In order to really recover, to achieve lasting sobriety, is to stop lying to ourselves. We use these lies as an excuse to backslide. Before we even relapse, as soon as we start getting clean, we come up with reasons or excuses as to why we will fail. That way when we start using again, we are not heartbroken. How are we ever to succeed if we set ourselves up to fail? The answer is that we can’t.

We have to forgive ourselves for our lies. And stop the lies in order to achieve our ultimate goals of having and maintaining a healthy, substance free existence. In an earlier post I wrote about the need to let go. We have to forgive ourselves for the lies we have told, the sins we have committed. It is easy to want to throw ourselves in a self imposed purgatory, but for how long will this last? The refusal to let go of the past, the refusal to forgive ourselves ends up sending us back into a world of drug use.

That being said though, while it is important to forgive people who lie, do we ever forget? Can we ever trust someone who has repeatedly lied to us? Can we ever expect or people to forgive us for our past transgressions?
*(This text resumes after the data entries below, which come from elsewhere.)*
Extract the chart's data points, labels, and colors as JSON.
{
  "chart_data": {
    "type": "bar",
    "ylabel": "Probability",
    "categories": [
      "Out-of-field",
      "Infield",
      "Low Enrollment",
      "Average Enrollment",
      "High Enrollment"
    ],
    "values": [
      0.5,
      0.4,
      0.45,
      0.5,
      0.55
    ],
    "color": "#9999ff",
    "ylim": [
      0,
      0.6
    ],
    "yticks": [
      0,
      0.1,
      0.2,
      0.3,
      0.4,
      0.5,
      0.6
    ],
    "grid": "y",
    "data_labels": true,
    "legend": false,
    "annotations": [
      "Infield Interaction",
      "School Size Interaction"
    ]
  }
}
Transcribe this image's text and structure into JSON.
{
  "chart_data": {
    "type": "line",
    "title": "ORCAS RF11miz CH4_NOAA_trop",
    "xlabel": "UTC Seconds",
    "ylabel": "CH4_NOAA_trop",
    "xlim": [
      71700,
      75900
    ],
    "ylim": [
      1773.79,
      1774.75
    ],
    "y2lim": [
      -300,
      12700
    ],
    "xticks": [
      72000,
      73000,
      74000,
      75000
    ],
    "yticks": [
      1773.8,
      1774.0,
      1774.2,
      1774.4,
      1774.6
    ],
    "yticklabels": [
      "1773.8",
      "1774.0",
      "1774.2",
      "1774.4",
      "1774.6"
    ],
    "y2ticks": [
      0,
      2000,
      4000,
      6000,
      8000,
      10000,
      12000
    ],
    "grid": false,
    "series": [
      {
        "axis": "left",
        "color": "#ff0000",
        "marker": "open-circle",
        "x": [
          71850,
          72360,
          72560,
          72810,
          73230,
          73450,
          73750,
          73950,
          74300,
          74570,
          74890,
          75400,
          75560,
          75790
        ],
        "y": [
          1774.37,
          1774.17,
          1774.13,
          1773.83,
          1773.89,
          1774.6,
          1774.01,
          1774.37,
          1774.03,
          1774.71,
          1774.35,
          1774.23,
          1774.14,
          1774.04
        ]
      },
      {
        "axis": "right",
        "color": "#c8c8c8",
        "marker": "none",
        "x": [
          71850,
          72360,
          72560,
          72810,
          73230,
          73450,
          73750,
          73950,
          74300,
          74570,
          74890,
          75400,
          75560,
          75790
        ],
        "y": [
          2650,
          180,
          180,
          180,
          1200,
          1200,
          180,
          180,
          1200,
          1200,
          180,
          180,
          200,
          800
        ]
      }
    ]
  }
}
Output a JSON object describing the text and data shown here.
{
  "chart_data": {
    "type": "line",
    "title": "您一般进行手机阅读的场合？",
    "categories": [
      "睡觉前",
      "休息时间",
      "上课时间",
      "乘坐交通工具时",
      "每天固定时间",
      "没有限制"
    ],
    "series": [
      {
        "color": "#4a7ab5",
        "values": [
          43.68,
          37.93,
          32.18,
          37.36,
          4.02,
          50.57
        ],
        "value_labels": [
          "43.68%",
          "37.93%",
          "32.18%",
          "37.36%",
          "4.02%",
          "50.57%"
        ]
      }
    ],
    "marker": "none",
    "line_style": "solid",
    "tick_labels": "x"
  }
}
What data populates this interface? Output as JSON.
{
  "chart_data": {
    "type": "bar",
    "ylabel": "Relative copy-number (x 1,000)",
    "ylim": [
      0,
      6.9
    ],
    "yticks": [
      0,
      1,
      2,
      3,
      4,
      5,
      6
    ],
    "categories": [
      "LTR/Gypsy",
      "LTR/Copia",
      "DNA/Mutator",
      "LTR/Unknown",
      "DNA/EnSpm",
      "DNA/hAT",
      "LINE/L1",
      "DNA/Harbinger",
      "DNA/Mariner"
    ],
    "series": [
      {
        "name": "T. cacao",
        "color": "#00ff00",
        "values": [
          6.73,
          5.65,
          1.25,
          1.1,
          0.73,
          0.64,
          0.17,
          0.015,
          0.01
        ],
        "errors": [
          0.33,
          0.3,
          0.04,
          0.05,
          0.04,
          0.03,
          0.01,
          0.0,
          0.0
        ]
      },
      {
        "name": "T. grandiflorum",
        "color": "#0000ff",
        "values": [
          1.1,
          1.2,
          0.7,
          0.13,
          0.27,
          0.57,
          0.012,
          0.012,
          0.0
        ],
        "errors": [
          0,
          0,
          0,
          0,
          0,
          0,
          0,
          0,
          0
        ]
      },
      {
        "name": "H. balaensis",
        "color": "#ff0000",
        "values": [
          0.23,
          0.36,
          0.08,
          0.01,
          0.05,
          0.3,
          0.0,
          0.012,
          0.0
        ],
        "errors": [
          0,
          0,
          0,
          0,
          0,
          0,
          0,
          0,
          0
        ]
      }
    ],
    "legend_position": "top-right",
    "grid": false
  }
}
If we can not or will not trust again, then should we feel worthy or deserving of peoples trust? I do not know, but I hope that the karmic retribution of forgiving ourselves and others transcends into making us, as recovering addicts, worthy of forgiveness. But first we must stop lying. Weather we are using or we are clean, we can not continually lie to,everyone around us (including the lies we tell ourselves) if we expect to ever get well.